The first thing is that no one expects you to be perfectly turned out when you first start, but people do appreciate that you make an effort to pass as reasonably medieval. There are huge amounts of resources on the Internet to help get you started. A basic tunic (often called a tee tunic) is a quick sew for even the most sewing allergic amoung us and is an excellent wardrobe staple. If you’re trying to decide what sort of look you want to aim for do some google searches for medieval illuminations, get a feel for the fashions of the sort of time and area you might like to concentrate on.
Practical tips and tricks
Don’t forget the head
Veils, hats, headdresses and hoods all help to recreate the medieval aesthetic we aim for at events. Medieval people wore hats in public for practical and social reasons as well as fashionable ones. It’s also a really easy way to lift your entire outfit to a new level.

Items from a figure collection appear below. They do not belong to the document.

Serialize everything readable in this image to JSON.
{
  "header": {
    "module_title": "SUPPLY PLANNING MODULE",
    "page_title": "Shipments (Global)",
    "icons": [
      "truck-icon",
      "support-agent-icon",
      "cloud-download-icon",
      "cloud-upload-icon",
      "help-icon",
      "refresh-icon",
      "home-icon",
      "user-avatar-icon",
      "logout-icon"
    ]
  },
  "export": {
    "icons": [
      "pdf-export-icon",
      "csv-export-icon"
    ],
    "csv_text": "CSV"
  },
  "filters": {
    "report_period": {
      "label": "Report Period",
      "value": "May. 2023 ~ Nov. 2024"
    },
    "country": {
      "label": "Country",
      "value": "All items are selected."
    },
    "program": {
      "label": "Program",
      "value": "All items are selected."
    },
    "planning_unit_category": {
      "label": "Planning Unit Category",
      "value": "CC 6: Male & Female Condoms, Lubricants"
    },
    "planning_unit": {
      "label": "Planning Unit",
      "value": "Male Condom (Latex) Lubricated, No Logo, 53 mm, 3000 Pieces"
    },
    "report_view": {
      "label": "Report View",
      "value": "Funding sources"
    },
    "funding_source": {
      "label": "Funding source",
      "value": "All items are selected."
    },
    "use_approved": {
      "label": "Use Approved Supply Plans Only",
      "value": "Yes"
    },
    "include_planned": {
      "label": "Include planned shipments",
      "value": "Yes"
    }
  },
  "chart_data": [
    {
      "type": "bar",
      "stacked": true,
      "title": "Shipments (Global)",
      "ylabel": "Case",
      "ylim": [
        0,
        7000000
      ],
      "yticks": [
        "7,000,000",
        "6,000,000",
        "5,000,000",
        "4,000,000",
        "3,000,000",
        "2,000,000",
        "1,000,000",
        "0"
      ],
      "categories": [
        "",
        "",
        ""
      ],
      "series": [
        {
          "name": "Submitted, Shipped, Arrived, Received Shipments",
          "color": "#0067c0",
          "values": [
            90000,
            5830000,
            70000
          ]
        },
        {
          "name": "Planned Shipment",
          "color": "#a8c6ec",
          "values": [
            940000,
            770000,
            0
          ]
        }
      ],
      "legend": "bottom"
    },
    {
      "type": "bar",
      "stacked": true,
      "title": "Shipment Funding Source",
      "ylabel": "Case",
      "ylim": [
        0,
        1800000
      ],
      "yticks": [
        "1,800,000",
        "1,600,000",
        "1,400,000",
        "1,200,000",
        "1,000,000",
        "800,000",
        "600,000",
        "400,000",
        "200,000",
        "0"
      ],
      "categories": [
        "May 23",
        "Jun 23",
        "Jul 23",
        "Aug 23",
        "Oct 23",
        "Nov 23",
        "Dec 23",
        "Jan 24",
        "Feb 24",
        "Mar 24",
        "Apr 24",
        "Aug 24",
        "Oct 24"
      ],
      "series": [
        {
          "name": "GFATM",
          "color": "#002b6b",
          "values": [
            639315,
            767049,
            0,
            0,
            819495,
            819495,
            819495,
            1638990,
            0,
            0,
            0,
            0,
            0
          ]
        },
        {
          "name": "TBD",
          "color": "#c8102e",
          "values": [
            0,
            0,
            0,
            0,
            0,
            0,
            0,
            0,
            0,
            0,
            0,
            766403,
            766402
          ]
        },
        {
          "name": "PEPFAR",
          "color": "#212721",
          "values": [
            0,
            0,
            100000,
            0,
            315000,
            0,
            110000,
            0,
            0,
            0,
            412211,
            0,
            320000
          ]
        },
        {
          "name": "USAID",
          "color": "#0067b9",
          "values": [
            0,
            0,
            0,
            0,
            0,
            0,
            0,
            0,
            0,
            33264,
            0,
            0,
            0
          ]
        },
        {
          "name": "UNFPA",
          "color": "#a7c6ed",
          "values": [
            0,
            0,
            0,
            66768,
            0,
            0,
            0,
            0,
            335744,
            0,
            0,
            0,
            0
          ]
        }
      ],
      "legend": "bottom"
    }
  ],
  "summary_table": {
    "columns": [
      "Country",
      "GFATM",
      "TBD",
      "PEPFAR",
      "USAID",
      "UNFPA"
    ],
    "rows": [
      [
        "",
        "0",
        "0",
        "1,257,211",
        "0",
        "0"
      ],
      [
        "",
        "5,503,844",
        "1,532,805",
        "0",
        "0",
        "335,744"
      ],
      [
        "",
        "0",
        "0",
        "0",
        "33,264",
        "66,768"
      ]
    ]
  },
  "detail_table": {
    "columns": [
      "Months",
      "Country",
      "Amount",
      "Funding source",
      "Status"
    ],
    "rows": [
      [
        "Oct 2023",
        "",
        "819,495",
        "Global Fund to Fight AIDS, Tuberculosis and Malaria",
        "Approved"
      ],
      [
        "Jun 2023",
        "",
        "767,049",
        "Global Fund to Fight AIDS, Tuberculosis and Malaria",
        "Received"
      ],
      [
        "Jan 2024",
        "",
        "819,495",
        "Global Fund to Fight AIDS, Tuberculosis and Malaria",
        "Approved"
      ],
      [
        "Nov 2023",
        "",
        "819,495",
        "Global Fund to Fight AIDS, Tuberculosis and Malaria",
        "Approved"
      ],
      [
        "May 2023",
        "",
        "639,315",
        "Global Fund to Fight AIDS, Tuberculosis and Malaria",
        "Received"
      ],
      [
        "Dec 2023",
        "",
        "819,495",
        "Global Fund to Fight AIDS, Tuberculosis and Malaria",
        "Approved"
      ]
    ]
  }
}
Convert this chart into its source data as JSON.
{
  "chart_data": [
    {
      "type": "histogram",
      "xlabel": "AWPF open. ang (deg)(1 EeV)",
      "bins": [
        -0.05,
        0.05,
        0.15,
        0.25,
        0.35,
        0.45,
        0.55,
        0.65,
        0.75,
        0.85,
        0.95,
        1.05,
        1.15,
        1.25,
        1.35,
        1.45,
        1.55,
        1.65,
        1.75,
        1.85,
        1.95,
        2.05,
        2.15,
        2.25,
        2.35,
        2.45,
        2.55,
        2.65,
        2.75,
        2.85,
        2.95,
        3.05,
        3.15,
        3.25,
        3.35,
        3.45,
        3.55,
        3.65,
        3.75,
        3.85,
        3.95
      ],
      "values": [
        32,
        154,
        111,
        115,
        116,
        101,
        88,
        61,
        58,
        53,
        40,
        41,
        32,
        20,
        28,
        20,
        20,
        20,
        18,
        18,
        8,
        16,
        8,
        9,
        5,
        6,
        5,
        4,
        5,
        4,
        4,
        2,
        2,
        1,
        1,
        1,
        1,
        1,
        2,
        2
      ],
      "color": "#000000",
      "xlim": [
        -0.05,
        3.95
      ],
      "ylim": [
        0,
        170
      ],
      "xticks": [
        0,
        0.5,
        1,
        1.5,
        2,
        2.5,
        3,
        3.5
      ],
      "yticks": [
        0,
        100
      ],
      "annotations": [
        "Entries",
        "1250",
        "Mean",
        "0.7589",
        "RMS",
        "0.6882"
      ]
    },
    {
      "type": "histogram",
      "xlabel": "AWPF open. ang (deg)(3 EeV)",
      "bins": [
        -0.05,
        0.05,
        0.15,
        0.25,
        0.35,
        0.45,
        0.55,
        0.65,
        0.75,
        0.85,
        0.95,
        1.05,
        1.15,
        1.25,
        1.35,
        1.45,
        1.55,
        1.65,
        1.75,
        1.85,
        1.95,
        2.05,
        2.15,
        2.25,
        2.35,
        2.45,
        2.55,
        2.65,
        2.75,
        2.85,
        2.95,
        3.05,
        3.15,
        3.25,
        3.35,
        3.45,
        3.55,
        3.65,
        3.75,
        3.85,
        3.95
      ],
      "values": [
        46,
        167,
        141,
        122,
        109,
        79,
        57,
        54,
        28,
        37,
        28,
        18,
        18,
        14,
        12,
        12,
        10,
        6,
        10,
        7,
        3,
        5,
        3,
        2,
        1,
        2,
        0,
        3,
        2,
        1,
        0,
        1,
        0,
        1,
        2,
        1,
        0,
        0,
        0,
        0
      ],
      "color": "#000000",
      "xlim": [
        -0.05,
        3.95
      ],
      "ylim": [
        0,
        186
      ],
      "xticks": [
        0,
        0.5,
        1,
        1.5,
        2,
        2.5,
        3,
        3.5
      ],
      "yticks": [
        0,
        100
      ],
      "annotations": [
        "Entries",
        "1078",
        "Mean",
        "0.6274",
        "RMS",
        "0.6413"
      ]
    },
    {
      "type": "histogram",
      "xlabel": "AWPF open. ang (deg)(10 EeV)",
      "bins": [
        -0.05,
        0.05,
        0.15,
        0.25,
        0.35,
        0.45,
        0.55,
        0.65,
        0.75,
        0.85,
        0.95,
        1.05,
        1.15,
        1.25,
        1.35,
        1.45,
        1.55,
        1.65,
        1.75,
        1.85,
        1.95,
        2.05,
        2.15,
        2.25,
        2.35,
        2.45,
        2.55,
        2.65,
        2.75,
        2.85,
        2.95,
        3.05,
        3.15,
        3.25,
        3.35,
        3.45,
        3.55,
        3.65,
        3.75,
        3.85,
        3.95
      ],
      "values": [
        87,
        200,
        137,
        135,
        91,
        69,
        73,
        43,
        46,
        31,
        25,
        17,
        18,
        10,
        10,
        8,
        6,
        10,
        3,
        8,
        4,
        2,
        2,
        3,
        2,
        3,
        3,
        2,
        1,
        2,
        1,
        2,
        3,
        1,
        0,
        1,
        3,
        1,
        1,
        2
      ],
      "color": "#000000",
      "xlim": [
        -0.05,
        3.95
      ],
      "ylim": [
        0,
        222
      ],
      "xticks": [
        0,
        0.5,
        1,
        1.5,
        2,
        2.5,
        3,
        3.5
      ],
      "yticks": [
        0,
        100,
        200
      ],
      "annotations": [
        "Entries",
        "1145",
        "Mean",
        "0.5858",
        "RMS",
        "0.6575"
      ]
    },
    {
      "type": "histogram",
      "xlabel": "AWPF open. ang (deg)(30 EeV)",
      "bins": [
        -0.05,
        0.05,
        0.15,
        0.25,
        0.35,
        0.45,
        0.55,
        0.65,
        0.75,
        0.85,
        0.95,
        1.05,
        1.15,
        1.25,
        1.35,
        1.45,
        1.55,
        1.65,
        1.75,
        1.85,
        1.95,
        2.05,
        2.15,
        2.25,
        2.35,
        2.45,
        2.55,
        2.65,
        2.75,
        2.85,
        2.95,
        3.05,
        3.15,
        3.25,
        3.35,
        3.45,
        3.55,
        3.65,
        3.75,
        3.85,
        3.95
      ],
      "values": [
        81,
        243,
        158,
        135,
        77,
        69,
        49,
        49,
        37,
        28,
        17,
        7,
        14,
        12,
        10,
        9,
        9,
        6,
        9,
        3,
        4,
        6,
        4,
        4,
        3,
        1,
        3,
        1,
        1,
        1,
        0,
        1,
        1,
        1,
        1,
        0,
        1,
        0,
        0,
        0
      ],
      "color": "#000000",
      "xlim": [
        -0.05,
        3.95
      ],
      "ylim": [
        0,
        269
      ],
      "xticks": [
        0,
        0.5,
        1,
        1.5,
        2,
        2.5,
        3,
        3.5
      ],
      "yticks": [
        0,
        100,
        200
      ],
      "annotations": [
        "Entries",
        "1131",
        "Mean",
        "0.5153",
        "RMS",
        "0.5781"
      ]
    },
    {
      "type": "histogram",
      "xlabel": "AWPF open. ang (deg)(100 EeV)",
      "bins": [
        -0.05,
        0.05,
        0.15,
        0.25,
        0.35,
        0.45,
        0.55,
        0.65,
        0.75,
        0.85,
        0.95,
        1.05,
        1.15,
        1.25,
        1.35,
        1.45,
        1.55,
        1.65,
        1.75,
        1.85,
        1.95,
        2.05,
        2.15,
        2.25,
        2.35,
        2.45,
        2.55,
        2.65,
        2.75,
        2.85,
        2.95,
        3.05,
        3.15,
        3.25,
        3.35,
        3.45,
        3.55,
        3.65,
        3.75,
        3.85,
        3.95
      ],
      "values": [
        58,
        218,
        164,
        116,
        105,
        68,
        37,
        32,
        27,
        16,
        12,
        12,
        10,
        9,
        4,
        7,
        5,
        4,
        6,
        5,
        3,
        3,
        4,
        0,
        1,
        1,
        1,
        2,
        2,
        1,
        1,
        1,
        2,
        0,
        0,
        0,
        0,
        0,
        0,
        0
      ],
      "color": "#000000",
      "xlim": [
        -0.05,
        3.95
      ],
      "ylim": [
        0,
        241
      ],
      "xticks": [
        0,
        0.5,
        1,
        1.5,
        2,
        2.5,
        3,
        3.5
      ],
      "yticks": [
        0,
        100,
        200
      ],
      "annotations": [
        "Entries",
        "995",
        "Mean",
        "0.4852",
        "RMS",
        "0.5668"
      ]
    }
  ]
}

Every period has a variety of head-covering styles for both genders to choose from: veils, coifs, caps, hoods, turbans, and much more.
Accessories for a quick and effective win!
While you might want to hold off investing in an expensive pair of medieval shoes straight away you can get by with modern shoes if you just keep them simple, in dark leather, with short lacing or a simple buckle. Short pull on boots and slip on shoes work well.
Belts should be long enough to wind up and over the buckle and dangle - belts are often an easy first investment and can really add to the appearance of an otherwise simple tunic or dress.
Make (or buy) a pouch that you loop in your belt. Drawstring bags are a great first sewing project
It’s all about layers
For ladies think chemises (long plain but light material underdress) under heavier dresses, for men a light tunic under a heavier outer tunic, then cloaks or surcoats over those as appropriate. undertunics reduce the need to wash the outer garment quite so much, which you will definitely need to consider if you use hard to wash materials or patterns, have boning or a lot of embroidery. Sleeves were often detachable and interchangeable and hats that could umroll into hoods could also be found.
Wool, linen, and silk are accurate to Europe before 1600, cotton is used but is questionable for our period, so it’s up to you how accurate you aspire to be.
Trim and Details
Look at paintings and other people’s garb to see how best to show off beautiful trims or jewels. Upper body will get most attention.